Disable puppet agent
This way upgrade does not happen on a puppet run, and you can do it manually on each node.
This works but affects both production and dev:
[aiadm]$ wassh -l root -c dashboard/elasticsearch 'puppet agent --disable'
Having a list of hosts will be needed to upgrade them one by one anyway, so just get a list from foreman and do
[aiadm]$ wassh -l root 'node1 node2 ... nodeN' 'puppet agent --disable'
Configure the upgrade in puppet:
Use repository hg_dashboard. Branch master for production, qa for the development cluster.
Change ES version in hiera
Set elasticserch::version in data/hostgroup/dashboard/elasticsearch.yaml
On minor (1.X -> 1.Y) version upgrade, change the yum repo in code/manifests/elasticsearch/base.pp
- osrepos::ai121yumrepo { 'elasticsearch-1.3':
- descr => 'Elasticsearch repository for 1.3.x packages',
- baseurl => 'http://linuxsoft.cern.ch/elasticsearch/elasticsearch-x86_64/RPMS.es-13-el6/',
+ osrepos::ai121yumrepo { 'elasticsearch-1.4':
+ descr => 'Elasticsearch repository for 1.4.x packages',
+ baseurl => 'http://linuxsoft.cern.ch/elasticsearch/elasticsearch-x86_64/RPMS.es-14-el6/',
Do a rolling upgrade-restart
If it's a production search node, remove it from the DNS alias
touch /etc/nologin
Wait (5-10 minutes) until nslookup dashb-es no longer lists this host's IP
We have only one search node in dev, so doing this is not useful, but should work the same way (unless the dashb-es-dev DNS alias is not load-balancing, is
http://sls.cern.ch/sls/service.php?id=DNSLOADBALANCING
still supported? I don't see it in the list).
If it's a data node, migrate the data away
curl -XPUT localhost:9200/_cluster/settings -d '{"transient":{"cluster":{"routing":{"allocation":{"exclude":{"_name":"-node-hostname-here-"}}}}}}'
Wait (30-60 min) until the data migrates away. Watch at
https://dashb-es.cern.ch/_plugin/whatson
or
https://dashb-es.cern.ch/plugin/head
Without this step there is a moment of red cluster health when the node is stopped as shards that had a primary on this node are assigned a new primary out of their replicas, and a long period of yellow health when new replicas are created to replace data that was on the node.
service elasticsearch stop
I did not notice problems when upgrading a running ES node and then restarting, but just in case it does not hurt to stop before upgrading.

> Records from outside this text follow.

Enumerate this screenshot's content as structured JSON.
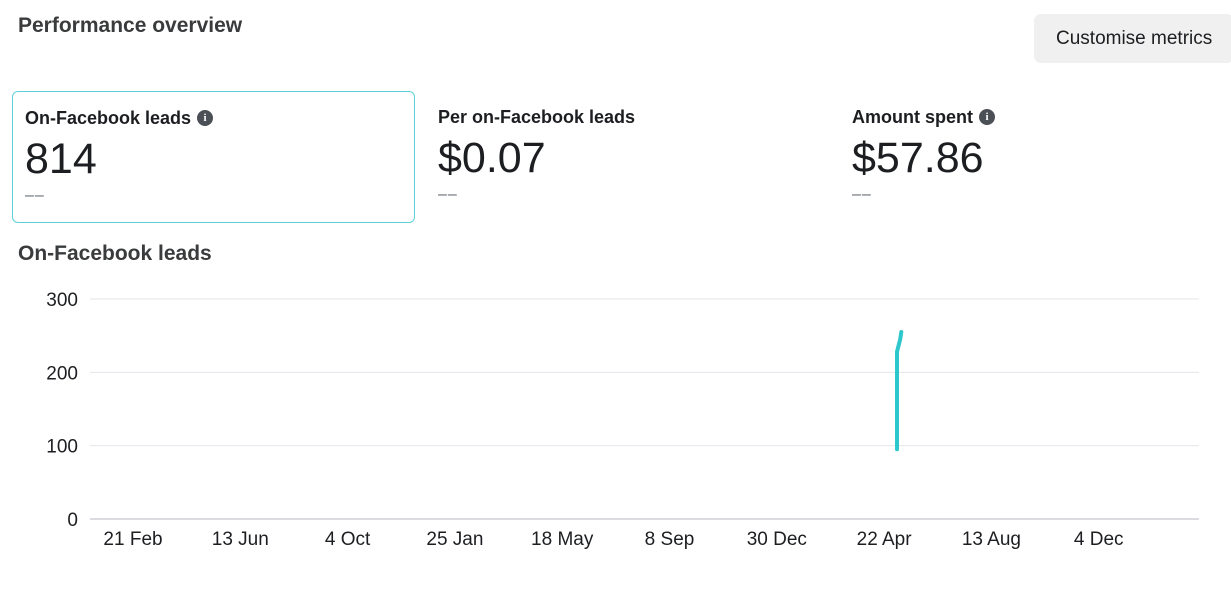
{
  "header": {
    "title": "Performance overview",
    "customise_label": "Customise metrics"
  },
  "metrics": [
    {
      "label": "On-Facebook leads",
      "value": "814",
      "delta": "––",
      "has_info": true,
      "selected": true
    },
    {
      "label": "Per on-Facebook leads",
      "value": "$0.07",
      "delta": "––",
      "has_info": false,
      "selected": false
    },
    {
      "label": "Amount spent",
      "value": "$57.86",
      "delta": "––",
      "has_info": true,
      "selected": false
    }
  ],
  "chart_title": "On-Facebook leads",
  "chart_data": {
    "type": "line",
    "ylim": [
      0,
      300
    ],
    "yticks": [
      "0",
      "100",
      "200",
      "300"
    ],
    "xticks": [
      "21 Feb",
      "13 Jun",
      "4 Oct",
      "25 Jan",
      "18 May",
      "8 Sep",
      "30 Dec",
      "22 Apr",
      "13 Aug",
      "4 Dec"
    ],
    "grid": true,
    "color": "#2ec7cc",
    "series": [
      {
        "points": [
          [
            7.12,
            95
          ],
          [
            7.12,
            228
          ],
          [
            7.15,
            245
          ],
          [
            7.16,
            255
          ]
        ]
      }
    ]
  },
  "icons": {
    "info": "info-icon"
  }
}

puppet agent --enable && puppet agent -t
Puppet upgrades the package and starts the service
wait for the node to start and join the cluster
/var/log/elasticsearch/clustername.log or /var/elasticsearch/log/clustername.log on the data nodes
curl localhost:9200
curl localhost:9200/_cluster/health?pretty
curl localhost:9200/_nodes/hostname/info?pretty
Or check
https://dashb-es.cern.ch/_plugins/head
check node version
curl localhost:9200/_nodes/hostname/info?pretty
If it's a search node, add it back to the DNS alias
rm /etc/nologin
Wait (5-10 minutes) until nslookup dashb-es shows this host's IP again
If it's a data node, enable storing data on it again
curl -XPUT localhost:9200/_cluster/settings -d '{"transient":{"cluster":{"routing":{"allocation":{"exclude":{"_name":""}}}}}}'
If you did not migrate the data away before restarting, wait (~30 minutes) for data replication to be created until the cluster status is green again.
curl localhost:9200/_cluster/health?pretty
Or check
https://dashb-es.cern.ch/_plugin/head
or
https://dashb-es.cern.ch/_plugin/whatson
Notes
On the previous update I skipped migrating data away before restarting the data node, because I think it was noticeably slower than just restarting the node and waiting for new replicas. I think there is a way to configure more simultaneous shard migrations, if migration too slow we should look into it.
It's possible to migrate data away from several nodes at a time and upgrade them at the same time, but I don't think it will lead to a shorter upgrade time.
By default indexes have 2 replicas, so even without migrating data away it should be safe to restart 2 data nodes from a green cluster state, but it does not actually save time as recreating replicas after a double restart takes double the time. It's better to restart one data node at a time.
The MIG data writing service does not mind if we restart the search node without updating the DNS alias first, (it retries and gets the other IP from the alias). But it's more seamless for everyone to use the /etc/nologin, and compared to moving data around it takes very little time.
We have 3 master nodes. Make sure to never restart 2 masters at the same time, as 2 need to be running for safe master election.
It's probably best not to restart masters if cluster is yellow, but search nodes can be upgraded while waiting for the data nodes to move data.